En el vuelo del 9 de febrero iban 222 presos políticos. 222 historias entrecruzadas por la oposición al régimen Ortega-Murillo, pero también 222 historias diferentes de incertidumbre frente a la materialización del destierro en Dulles, Washington, donde los excarcelados fueron alojados por el Departamento de Estado de Estados Unidos.
Recuerdo que al siguiente día del aterrizaje, en las afueras del hotel Westin, hacía un día de invierno diáfano y enfriado aún más por las ráfagas de viento. Antonio salía de vez en cuando de su habitación a fumar, envuelto en un abrigo que la noche anterior encontró en las donaciones dispuestas para ellos por organizaciones no gubernamentales y religiosas.

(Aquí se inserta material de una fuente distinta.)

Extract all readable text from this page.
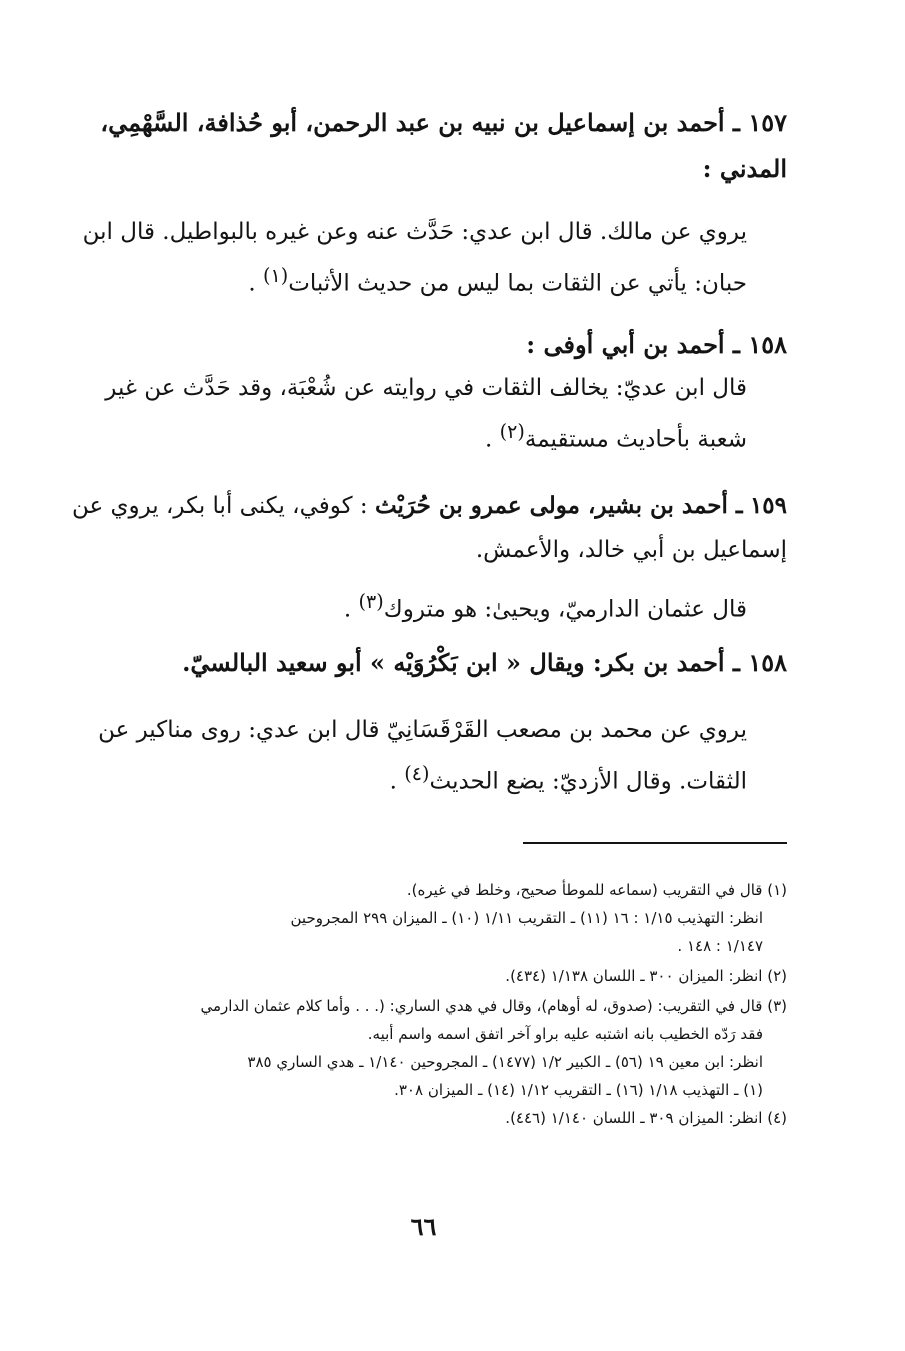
١٥٧ ـ أحمد بن إسماعيل بن نبيه بن عبد الرحمن، أبو حُذافة، السَّهْمِي، المدني :
يروي عن مالك. قال ابن عدي: حَدَّث عنه وعن غيره بالبواطيل. قال ابن حبان: يأتي عن الثقات بما ليس من حديث الأثبات$^{(١)}$ .
١٥٨ ـ أحمد بن أبي أوفى :
قال ابن عديّ: يخالف الثقات في روايته عن شُعْبَة، وقد حَدَّث عن غير شعبة بأحاديث مستقيمة$^{(٢)}$ .
١٥٩ ـ أحمد بن بشير، مولى عمرو بن حُرَيْث : كوفي، يكنى أبا بكر، يروي عن إسماعيل بن أبي خالد، والأعمش.
قال عثمان الدارميّ، ويحيىٰ: هو متروك$^{(٣)}$ .
١٥٨ ـ أحمد بن بكر: ويقال « ابن بَكْرُوَيْه » أبو سعيد البالسيّ.
يروي عن محمد بن مصعب القَرْقَسَانِيّ قال ابن عدي: روى مناكير عن الثقات. وقال الأزديّ: يضع الحديث$^{(٤)}$ .
(١) قال في التقريب (سماعه للموطأ صحيح، وخلط في غيره).
انظر: التهذيب ١/١٥ : ١٦ (١١) ـ التقريب ١/١١ (١٠) ـ الميزان ٢٩٩ المجروحين
١/١٤٧ : ١٤٨ .
(٢) انظر: الميزان ٣٠٠ ـ اللسان ١/١٣٨ (٤٣٤).
(٣) قال في التقريب: (صدوق، له أوهام)، وقال في هدي الساري: (. . . وأما كلام عثمان الدارمي
فقد رَدّه الخطيب بانه اشتبه عليه براو آخر اتفق اسمه واسم أبيه.
انظر: ابن معين ١٩ (٥٦) ـ الكبير ١/٢ (١٤٧٧) ـ المجروحين ١/١٤٠ ـ هدي الساري ٣٨٥
(١) ـ التهذيب ١/١٨ (١٦) ـ التقريب ١/١٢ (١٤) ـ الميزان ٣٠٨.
(٤) انظر: الميزان ٣٠٩ ـ اللسان ١/١٤٠ (٤٤٦).
٦٦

No hablaba con nadie, miraba con recelo a su alrededor; parecía una presa en alerta, un niño abandonado a una nueva realidad: el destierro en un país que desde su juventud, durante su formación como sandinista, le enseñaron que era el enemigo, el imperio del yanqui opresor.
Casi un año después de esa mañana, Antonio me cuenta que los tres días en el hotel fueron muy extraños: pasó de dormir en una cama de cemento en la celda a una habitación en la que tenía agua caliente, televisor y una cama confortable.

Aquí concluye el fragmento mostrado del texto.